The Housemaid plays on Sunday, January 26, on a double bill with another South Korean film, Black Hair.
A few films I haven’t seen that look interesting:
- Story of a Love Affair: Michelangelo Antonioni’s first feature; I assume they’re very different from the ones we know.
- Never Let Go: Peter Sellers plays a none-funny villain in this British thriller. One of the few movies in the festival that doesn’t need subtitles.
- The Devil Strikes At Night: Set in Nazi Germany, this 1957 West German flick follows the search for a serial killer. But in the Third Reich, politics get in the way of politics. Directed by Robert Siodmak.
Mostly British Film Festival
Vogue, February 13 – 20
Here’s your chance to see foreign films without subtitles. This mostly British festival screens English-language new films from the United Kingdom, Ireland, Australia, New Zealand, India and South Africa.
I’ve seen two of the films, and they’re playing one right after the other:
Some are calling Jenna Bass’ wild road movie a feminist western. I can see why – even if it’s set in modern-day South Africa. It has wide open spaces, a horse, and climaxes with a shoot-out. Like any good western, it’s a lot of fun to watch. And with its mixed-race women protagonists and its generally negative view of men, it’s certainly feminist. But whatever genre you want to put it into (I’d say a chase film), it’s funny, suspenseful, and surprising at every turn. You can read my longer report.

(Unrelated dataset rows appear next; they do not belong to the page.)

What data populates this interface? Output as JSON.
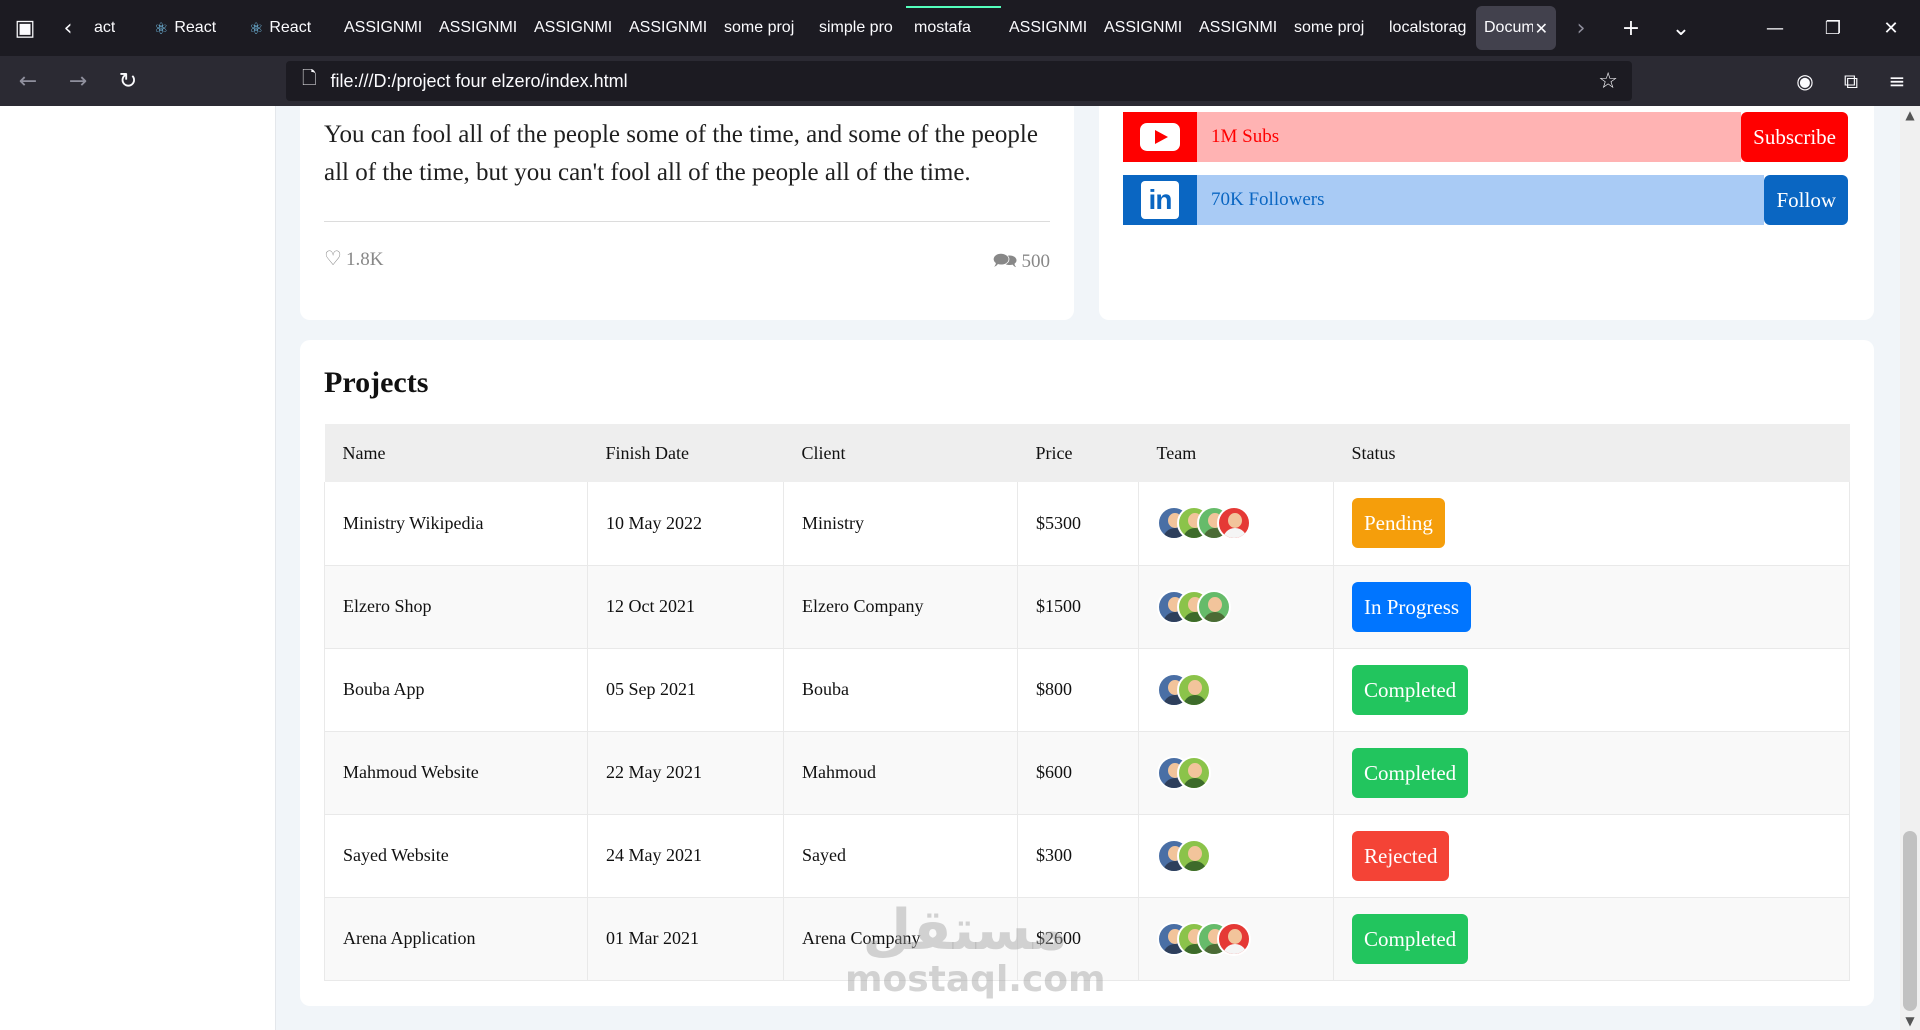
{
  "browser": {
    "tabs": [
      {
        "label": "act",
        "icon": ""
      },
      {
        "label": "React",
        "icon": "react-icon"
      },
      {
        "label": "React",
        "icon": "react-icon"
      },
      {
        "label": "ASSIGNMI",
        "icon": ""
      },
      {
        "label": "ASSIGNMI",
        "icon": ""
      },
      {
        "label": "ASSIGNMI",
        "icon": ""
      },
      {
        "label": "ASSIGNMI",
        "icon": ""
      },
      {
        "label": "some proj",
        "icon": ""
      },
      {
        "label": "simple pro",
        "icon": ""
      },
      {
        "label": "mostafa",
        "icon": ""
      },
      {
        "label": "ASSIGNMI",
        "icon": ""
      },
      {
        "label": "ASSIGNMI",
        "icon": ""
      },
      {
        "label": "ASSIGNMI",
        "icon": ""
      },
      {
        "label": "some proj",
        "icon": ""
      },
      {
        "label": "localstorag",
        "icon": ""
      }
    ],
    "active_tab": {
      "label": "Docum"
    },
    "url": "file:///D:/project four elzero/index.html"
  },
  "quote": {
    "text": "You can fool all of the people some of the time, and some of the people all of the time, but you can't fool all of the people all of the time.",
    "likes": "1.8K",
    "comments": "500"
  },
  "social": {
    "youtube": {
      "text": "1M Subs",
      "button": "Subscribe",
      "color": "#ff0000"
    },
    "linkedin": {
      "text": "70K Followers",
      "button": "Follow",
      "color": "#0a66c2"
    }
  },
  "projects": {
    "title": "Projects",
    "columns": [
      "Name",
      "Finish Date",
      "Client",
      "Price",
      "Team",
      "Status"
    ],
    "rows": [
      {
        "name": "Ministry Wikipedia",
        "date": "10 May 2022",
        "client": "Ministry",
        "price": "$5300",
        "team": 4,
        "status": "Pending",
        "status_color": "#f59e0b"
      },
      {
        "name": "Elzero Shop",
        "date": "12 Oct 2021",
        "client": "Elzero Company",
        "price": "$1500",
        "team": 3,
        "status": "In Progress",
        "status_color": "#0075ff"
      },
      {
        "name": "Bouba App",
        "date": "05 Sep 2021",
        "client": "Bouba",
        "price": "$800",
        "team": 2,
        "status": "Completed",
        "status_color": "#22c55e"
      },
      {
        "name": "Mahmoud Website",
        "date": "22 May 2021",
        "client": "Mahmoud",
        "price": "$600",
        "team": 2,
        "status": "Completed",
        "status_color": "#22c55e"
      },
      {
        "name": "Sayed Website",
        "date": "24 May 2021",
        "client": "Sayed",
        "price": "$300",
        "team": 2,
        "status": "Rejected",
        "status_color": "#f44336"
      },
      {
        "name": "Arena Application",
        "date": "01 Mar 2021",
        "client": "Arena Company",
        "price": "$2600",
        "team": 4,
        "status": "Completed",
        "status_color": "#22c55e"
      }
    ]
  },
  "watermark": {
    "arabic": "مستقل",
    "latin": "mostaql.com"
  }
}
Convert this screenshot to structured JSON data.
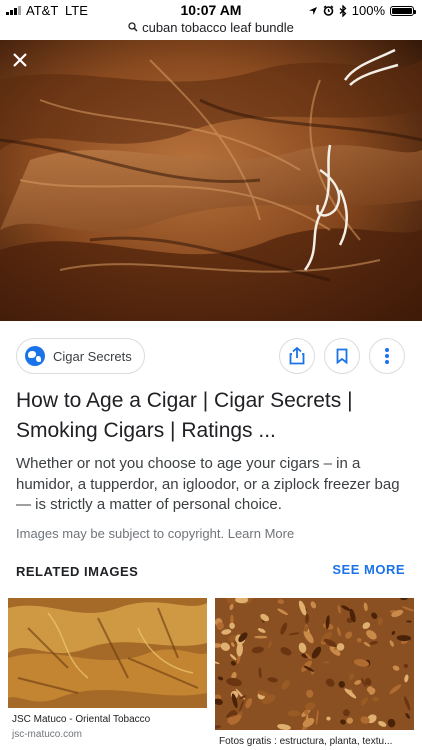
{
  "status_bar": {
    "carrier": "AT&T",
    "network": "LTE",
    "time": "10:07 AM",
    "battery": "100%",
    "battery_level": 1.0
  },
  "url_bar": {
    "query": "cuban tobacco leaf bundle"
  },
  "source": {
    "name": "Cigar Secrets"
  },
  "result": {
    "title": "How to Age a Cigar | Cigar Secrets | Smoking Cigars | Ratings ...",
    "description": "Whether or not you choose to age your cigars – in a humidor, a tupperdor, an igloodor, or a ziplock freezer bag — is strictly a matter of personal choice.",
    "copyright": "Images may be subject to copyright. Learn More"
  },
  "related": {
    "heading": "RELATED IMAGES",
    "see_more": "SEE MORE",
    "items": [
      {
        "caption": "JSC Matuco - Oriental Tobacco",
        "site": "jsc-matuco.com"
      },
      {
        "caption": "Fotos gratis : estructura, planta, textu...",
        "site": ""
      }
    ]
  },
  "colors": {
    "accent": "#1a73e8",
    "text": "#202124",
    "muted": "#70757a",
    "border": "#dadce0"
  },
  "icons": [
    "signal-icon",
    "location-arrow-icon",
    "alarm-icon",
    "bluetooth-icon",
    "battery-icon",
    "search-icon",
    "close-icon",
    "globe-icon",
    "share-icon",
    "bookmark-icon",
    "more-vert-icon"
  ]
}
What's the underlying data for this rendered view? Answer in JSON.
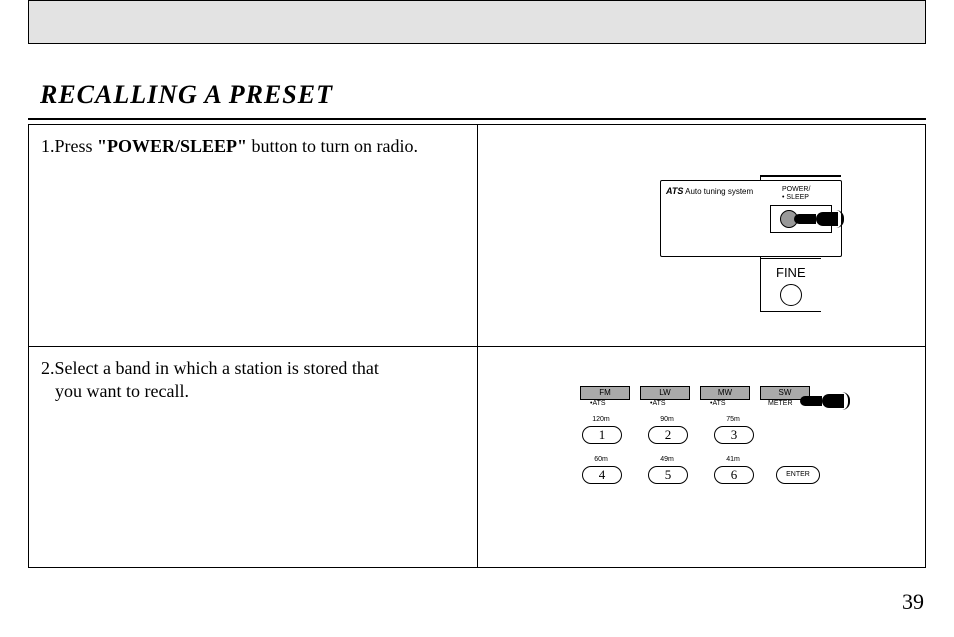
{
  "header_band": "",
  "title": "RECALLING A PRESET",
  "steps": {
    "s1_prefix": "1.Press ",
    "s1_bold": "\"POWER/SLEEP\"",
    "s1_suffix": " button to turn on radio.",
    "s2_line1": "2.Select a band in which a station is stored that",
    "s2_line2": "you want to recall."
  },
  "illus1": {
    "ats_bold": "ATS",
    "ats_text": " Auto tuning system",
    "power_label_1": "POWER/",
    "power_label_2": "• SLEEP",
    "fine_label": "FINE"
  },
  "illus2": {
    "bands": {
      "fm": {
        "label": "FM",
        "sub": "•ATS"
      },
      "lw": {
        "label": "LW",
        "sub": "•ATS"
      },
      "mw": {
        "label": "MW",
        "sub": "•ATS"
      },
      "sw": {
        "label": "SW",
        "sub": "METER"
      }
    },
    "row1": {
      "b1": {
        "top": "120m",
        "num": "1"
      },
      "b2": {
        "top": "90m",
        "num": "2"
      },
      "b3": {
        "top": "75m",
        "num": "3"
      }
    },
    "row2": {
      "b4": {
        "top": "60m",
        "num": "4"
      },
      "b5": {
        "top": "49m",
        "num": "5"
      },
      "b6": {
        "top": "41m",
        "num": "6"
      }
    },
    "enter": "ENTER"
  },
  "page_number": "39"
}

Flatland plays at the Vogue Tuesday, February 18, at 4:30.
A- Sorry We Missed You
Imagine a food that you absolutely hate, but you eat it anyway because it’s good for you. That’s the experience of seeing Ken Loach’s grim but necessary attack on the gig economy. A man struggles to make money delivering packages. In theory, he’s an independent contractor, but he’s much worse off than an employee. His wife, a nurse, is also in the gig economy. Neither of them has time to take care of their children. With almost no happy moments, Sorry We Missed You is like an empathy bomb, forcing you to care for the working poor.
As one of the festival’s Centerpiece films, Sorry We Missed You will screen right after Flatland at 7:00, Tuesday, February 18, at the Vogue.
Appropriately for Valentine’s Day, all of the films on Friday the 14th will be romances.
Of the vast majority of films that I haven’t seen, the one I’m most excited about is a rethinking of Hamlet called Ophelia.